China's ship-and-air-launched anti-ship hypersonic ballistic missile — a "carrier killer" with a maneuvering glide vehicle fired from Type 055 destroyers and H-6N bombers. It is built to hold US aircraft carriers and allied fleets at risk deep into the Pacific, and sits at the core of China's anti-access/area-denial picture.
Overview
The YJ-21 is a Chinese hypersonic anti-ship ballistic missile (ASBM) — a maneuvering, boost-glide weapon designed to strike high-value warships such as aircraft carriers at long range. It is associated with two launch modes: vertical launch from the Type 055 Renhai destroyer's cells, and an air-launched variant carried by the H-6N bomber, widely designated the KD-21. By extending the "carrier killer" mission from China's land-based ballistic missiles to its surface fleet and bombers, the YJ-21 is a centerpiece of Beijing's anti-access/area-denial (A2/AD) strategy in the western Pacific.
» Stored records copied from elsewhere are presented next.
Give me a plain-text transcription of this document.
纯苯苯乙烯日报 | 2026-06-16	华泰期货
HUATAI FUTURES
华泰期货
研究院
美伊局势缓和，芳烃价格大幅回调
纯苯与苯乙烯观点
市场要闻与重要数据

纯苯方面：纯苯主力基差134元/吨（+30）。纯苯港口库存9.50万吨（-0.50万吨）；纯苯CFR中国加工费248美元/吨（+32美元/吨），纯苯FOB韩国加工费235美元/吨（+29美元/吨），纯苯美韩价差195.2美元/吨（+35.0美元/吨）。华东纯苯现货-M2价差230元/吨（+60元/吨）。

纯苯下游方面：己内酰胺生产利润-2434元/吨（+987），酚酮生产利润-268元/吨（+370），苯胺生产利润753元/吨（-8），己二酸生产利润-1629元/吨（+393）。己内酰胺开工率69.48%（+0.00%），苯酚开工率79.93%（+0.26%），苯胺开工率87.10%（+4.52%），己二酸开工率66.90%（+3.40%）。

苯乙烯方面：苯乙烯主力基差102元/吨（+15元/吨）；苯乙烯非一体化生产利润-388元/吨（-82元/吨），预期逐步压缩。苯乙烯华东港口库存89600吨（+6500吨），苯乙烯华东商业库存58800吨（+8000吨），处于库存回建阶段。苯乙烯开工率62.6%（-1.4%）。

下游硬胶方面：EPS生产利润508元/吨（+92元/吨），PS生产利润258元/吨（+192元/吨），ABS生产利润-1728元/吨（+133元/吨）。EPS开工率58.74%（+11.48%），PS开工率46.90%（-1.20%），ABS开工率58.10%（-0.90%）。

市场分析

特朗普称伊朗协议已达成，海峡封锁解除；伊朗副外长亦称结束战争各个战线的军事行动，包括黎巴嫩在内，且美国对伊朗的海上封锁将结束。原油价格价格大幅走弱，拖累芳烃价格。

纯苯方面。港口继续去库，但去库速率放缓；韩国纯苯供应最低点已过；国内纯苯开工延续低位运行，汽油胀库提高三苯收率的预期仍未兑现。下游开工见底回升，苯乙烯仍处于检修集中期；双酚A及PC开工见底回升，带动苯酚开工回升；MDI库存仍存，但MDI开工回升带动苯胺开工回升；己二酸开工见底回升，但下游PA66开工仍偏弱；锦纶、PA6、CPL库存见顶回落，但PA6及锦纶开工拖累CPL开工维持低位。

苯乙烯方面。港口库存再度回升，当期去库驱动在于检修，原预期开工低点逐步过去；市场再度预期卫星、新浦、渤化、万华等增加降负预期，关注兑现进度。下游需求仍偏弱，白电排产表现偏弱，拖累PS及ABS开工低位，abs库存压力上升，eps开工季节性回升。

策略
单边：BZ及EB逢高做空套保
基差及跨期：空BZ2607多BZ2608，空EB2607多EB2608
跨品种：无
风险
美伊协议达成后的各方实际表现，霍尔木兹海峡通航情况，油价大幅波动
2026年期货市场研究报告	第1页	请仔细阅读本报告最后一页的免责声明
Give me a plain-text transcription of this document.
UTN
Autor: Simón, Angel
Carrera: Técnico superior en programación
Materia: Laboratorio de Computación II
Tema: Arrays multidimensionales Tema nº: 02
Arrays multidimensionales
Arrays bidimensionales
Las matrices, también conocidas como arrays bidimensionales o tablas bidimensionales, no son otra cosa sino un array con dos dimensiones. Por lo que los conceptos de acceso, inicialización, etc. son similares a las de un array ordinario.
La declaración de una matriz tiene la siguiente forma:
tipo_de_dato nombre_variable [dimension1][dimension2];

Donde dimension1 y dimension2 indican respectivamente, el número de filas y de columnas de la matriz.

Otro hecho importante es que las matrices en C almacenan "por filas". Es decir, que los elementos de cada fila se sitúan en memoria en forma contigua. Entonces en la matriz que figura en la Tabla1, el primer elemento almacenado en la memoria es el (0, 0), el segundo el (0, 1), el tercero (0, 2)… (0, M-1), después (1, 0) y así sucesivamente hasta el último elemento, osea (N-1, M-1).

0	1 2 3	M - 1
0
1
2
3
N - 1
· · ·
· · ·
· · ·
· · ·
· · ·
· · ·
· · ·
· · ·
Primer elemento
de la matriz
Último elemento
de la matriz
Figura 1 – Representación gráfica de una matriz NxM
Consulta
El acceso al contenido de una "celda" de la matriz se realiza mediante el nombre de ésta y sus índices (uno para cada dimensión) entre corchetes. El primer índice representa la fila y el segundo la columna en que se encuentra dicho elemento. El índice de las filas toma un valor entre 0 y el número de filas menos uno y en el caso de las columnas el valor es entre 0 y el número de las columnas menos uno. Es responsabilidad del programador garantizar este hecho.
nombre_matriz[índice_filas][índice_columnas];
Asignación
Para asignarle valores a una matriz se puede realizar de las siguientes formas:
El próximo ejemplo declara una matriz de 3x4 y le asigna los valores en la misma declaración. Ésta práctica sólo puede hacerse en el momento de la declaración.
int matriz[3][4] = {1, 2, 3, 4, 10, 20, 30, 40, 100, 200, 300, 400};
Its great advertised strength is that a maneuvering hypersonic re-entry vehicle is very hard for current naval missile defenses to intercept; its great unproven element is the over-the-horizon kill chain needed to find and hit a moving carrier at well over 1,000 km.
Development
China's anti-ship ballistic missile lineage runs from the land-based DF-21D and DF-26 "carrier killer" and "Guam killer" weapons; the YJ-21 brought a maneuvering hypersonic ASBM to ships and aircraft. The air-launched KD-21 carried by the H-6N was first seen in 2018, and a Type 055 launch of a hypersonic ASBM followed in the early 2020s. The picture sharpened in late 2025: at China's Victory Day parade in September 2025 Beijing displayed a hypersonic anti-ship missile, and on 28 December 2025 the Type 055 destroyer Wuxi (104) conducted what Chinese state media called a "finalization" (type-approval) test, striking a maritime target, as reported by USNI News. (See the naming note below: the late-2025 ship-launched missile is widely labeled YJ-20, and open sources disagree on how YJ-20, YJ-21 and KD-21 relate.)